The investigative base you build must account for:
How different witnesses experienced the same event from different vantage points
How attentional biases and memory reconstruction shape what people can tell you
How subjects themselves often cannot clearly articulate their motivations (we rarely have perfect access to why we do what we do)
How expert analysis of physical evidence still flows through subjective interpretation
Success isn't measured by whether you "got the truth." It's measured by how robust your information base is—how well it incorporates multiple perspectives, acknowledges contradictions, and provides a stable foundation for sound investigative conclusions.

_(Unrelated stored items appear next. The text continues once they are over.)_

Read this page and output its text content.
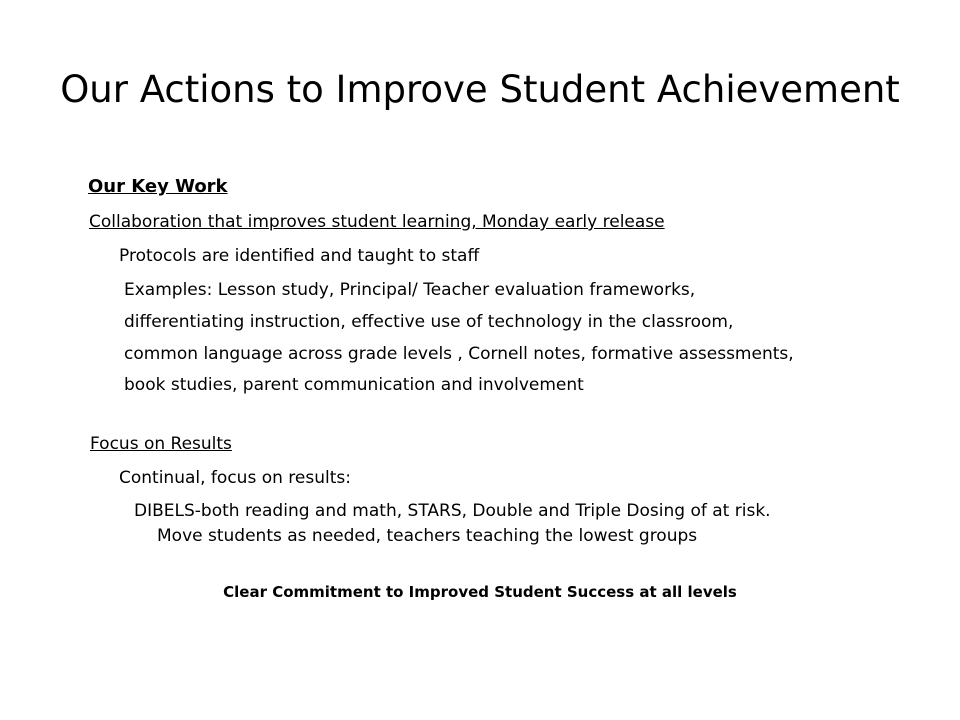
Our Actions to Improve Student Achievement
Our Key Work
Collaboration that improves student learning, Monday early release
Protocols are identified and taught to staff
Examples: Lesson study, Principal/ Teacher evaluation frameworks,
differentiating instruction, effective use of technology in the classroom,
common language across grade levels , Cornell notes, formative assessments,
book studies, parent communication and involvement
Focus on Results
Continual, focus on results:
DIBELS-both reading and math, STARS, Double and Triple Dosing of at risk.
Move students as needed, teachers teaching the lowest groups
Clear Commitment to Improved Student Success at all levels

The Intelligence Interviewing Mindset
Intelligence interviewing, as I've come to understand it, requires:
Going deeper: More context, more nuance, more layers from each source
Going broader: More sources, more perspectives, more relational matrices
Staying open: Genuine receptivity to information that challenges your beliefs
Remaining humble: Recognizing your role as foundation-builder, not truth-revealer
This approach is actually more rigorous than traditional interrogation. Building a comprehensive base from diverse, subjective sources is harder than shoehorning information into a predetermined "truth."
But it's honest. It's epistemologically sound. And it produces better investigative outcomes.
Moving Forward
The terminology matters because it signals this fundamental shift. "Interrogation" carries the baggage of confession-seeking and truth claims. "Investigative interviewing" began moving us toward information-gathering across all interview types—victim, witness, subject.
"Intelligence interviewing" takes it further: it's about building the deepest, broadest informational foundation we possibly can, while remaining intellectually humble about what that foundation represents.
Not the truth. Never the truth. Simply the best understanding we can construct from the incomplete, subjective pieces available to us.
And that's enough. In fact, it's all we've ever really had.